Fatiguée et stressée, je m’étends enfin sur le canapé.

Je ferme les yeux et doucement inspire un air bleu.

Bleu comme la couleur de mon petit coin de paradis,

Celui qui surgit soudain devant moi, tel un mirage.

Ce lieu n’a rien d’imaginaire, mais existe bel et bien.

J’y ai goûté une fois, rien qu’une fois, mais ne l’ai jamais oublié.

Et aujourd’hui, mieux que n’importe quelle drogue,

Son souvenir me détend et me relaxe quand je m’y échappe.

Pas d’aéroport, ni passeport, d’un battement de cils j’arrive à bon port.

Elle est là, telle que je l’ai laissée, je la reconnais.

Sa courbe délicate, son sable roux si doux, ses cocotiers si hauts.

Le son des vagues venant s’y briser me berce agréablement,

Tandis que mon regard se perd dans l’azur du ciel

A la recherche d’un vaporeux nuage auquel j’imaginerai bien

Une forme et une histoire romantique.

Mais rien à l’horizon, rien que du bleu qui rejoint, dans un camaïeu,

l’eau si chaude de la mer des Caraïbes.

Au son de la musique zouk,

Sous un parasol de feuilles de palmiers séchées,

Déguster très lentement un sorbet coco,

Ou se laisser surprendre par l’effet euphorisant d’un planteur bien frais.

Revoir ces sourires si larges, ces couleurs si vives.

Se sentir belle en tongs et paréo, la peau douce et bronzée,

Les cheveux flottant librement dans le vent.

Un vent que soudain je perçois plus intensément

Tel le courant d’air que ferait une porte qu’on ouvre.

J’ouvre les yeux et je vois Chéri penché sur moi.

Il vient de rentrer.

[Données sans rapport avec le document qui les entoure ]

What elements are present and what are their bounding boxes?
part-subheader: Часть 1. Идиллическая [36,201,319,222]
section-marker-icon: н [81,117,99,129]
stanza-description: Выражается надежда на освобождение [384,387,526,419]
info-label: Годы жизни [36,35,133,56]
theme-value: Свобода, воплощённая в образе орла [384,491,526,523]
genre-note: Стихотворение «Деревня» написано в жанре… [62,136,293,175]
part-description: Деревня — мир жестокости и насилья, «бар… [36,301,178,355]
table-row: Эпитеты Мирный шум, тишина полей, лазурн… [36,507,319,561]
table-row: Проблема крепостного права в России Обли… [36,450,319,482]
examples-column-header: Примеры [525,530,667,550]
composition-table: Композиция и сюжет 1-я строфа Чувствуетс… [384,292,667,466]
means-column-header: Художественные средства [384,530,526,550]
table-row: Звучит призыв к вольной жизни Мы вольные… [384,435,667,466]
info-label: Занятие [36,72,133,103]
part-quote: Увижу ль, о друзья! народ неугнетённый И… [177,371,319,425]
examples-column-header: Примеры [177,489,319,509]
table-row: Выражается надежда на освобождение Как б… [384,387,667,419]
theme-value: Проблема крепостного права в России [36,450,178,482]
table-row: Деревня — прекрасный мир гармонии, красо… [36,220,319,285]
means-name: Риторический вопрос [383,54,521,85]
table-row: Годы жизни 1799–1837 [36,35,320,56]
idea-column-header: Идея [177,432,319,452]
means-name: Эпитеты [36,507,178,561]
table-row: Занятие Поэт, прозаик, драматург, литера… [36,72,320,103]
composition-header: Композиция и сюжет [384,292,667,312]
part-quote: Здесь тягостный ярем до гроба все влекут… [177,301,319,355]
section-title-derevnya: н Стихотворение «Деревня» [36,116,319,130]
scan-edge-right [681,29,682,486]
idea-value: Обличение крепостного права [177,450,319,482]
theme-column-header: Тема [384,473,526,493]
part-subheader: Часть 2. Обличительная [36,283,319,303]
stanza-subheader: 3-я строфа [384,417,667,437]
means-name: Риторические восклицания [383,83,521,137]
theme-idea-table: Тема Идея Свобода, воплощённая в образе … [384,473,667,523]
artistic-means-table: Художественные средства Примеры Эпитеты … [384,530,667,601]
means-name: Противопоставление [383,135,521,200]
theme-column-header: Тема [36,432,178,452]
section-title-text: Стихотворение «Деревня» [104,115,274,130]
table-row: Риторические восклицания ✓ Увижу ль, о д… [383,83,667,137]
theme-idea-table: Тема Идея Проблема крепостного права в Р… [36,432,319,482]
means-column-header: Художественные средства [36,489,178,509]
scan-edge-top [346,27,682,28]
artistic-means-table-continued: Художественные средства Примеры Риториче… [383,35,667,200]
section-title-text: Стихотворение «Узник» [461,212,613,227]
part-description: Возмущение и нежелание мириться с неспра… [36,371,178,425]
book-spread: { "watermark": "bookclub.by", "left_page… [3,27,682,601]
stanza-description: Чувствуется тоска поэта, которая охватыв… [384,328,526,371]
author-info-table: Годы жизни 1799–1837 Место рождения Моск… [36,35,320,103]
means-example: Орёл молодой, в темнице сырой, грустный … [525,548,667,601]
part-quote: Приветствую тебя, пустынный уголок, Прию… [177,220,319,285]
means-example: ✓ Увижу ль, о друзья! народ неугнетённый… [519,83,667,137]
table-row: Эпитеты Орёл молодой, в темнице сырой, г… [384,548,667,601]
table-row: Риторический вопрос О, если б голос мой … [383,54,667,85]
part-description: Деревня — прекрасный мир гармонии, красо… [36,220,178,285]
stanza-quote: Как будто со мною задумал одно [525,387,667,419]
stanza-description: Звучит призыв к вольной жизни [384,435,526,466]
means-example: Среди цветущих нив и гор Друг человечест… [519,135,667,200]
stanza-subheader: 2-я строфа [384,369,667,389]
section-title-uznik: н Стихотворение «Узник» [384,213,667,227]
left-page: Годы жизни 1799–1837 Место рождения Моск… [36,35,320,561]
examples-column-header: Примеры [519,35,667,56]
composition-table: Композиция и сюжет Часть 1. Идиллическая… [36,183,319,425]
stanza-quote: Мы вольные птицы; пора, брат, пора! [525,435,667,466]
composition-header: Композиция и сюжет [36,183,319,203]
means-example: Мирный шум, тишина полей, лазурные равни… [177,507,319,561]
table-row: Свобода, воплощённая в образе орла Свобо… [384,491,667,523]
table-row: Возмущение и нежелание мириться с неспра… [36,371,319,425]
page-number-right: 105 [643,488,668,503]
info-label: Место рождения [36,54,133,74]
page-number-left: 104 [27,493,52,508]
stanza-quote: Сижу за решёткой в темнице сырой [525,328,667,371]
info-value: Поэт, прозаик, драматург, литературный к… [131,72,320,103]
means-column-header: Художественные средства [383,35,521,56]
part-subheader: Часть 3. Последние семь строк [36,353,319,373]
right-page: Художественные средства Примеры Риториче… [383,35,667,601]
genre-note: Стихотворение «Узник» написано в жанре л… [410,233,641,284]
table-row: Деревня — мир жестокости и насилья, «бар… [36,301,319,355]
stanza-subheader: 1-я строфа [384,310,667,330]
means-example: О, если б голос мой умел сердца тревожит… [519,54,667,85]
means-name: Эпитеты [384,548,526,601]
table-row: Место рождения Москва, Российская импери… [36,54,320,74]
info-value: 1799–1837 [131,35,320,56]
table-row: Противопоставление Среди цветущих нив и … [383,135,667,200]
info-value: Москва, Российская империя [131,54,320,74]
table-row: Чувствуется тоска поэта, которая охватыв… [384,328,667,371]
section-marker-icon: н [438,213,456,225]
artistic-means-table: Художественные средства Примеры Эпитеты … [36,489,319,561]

Fatigué, il me dit : « Tu as l’air reposé, toi ! »

Et moi de lui répondre : « Viens, suis-moi dans mon petit coin de paradis ! »

Source Pinterest
Source Pinterest / Plage de Grande-Anse près de Deshaies en Guadeloupe

Voici ma participation aux « Apéros Cosmiques »

de Aileza du blog Mes Billets Cosmiques.

Le thème :

« Mon petit coin de paradis »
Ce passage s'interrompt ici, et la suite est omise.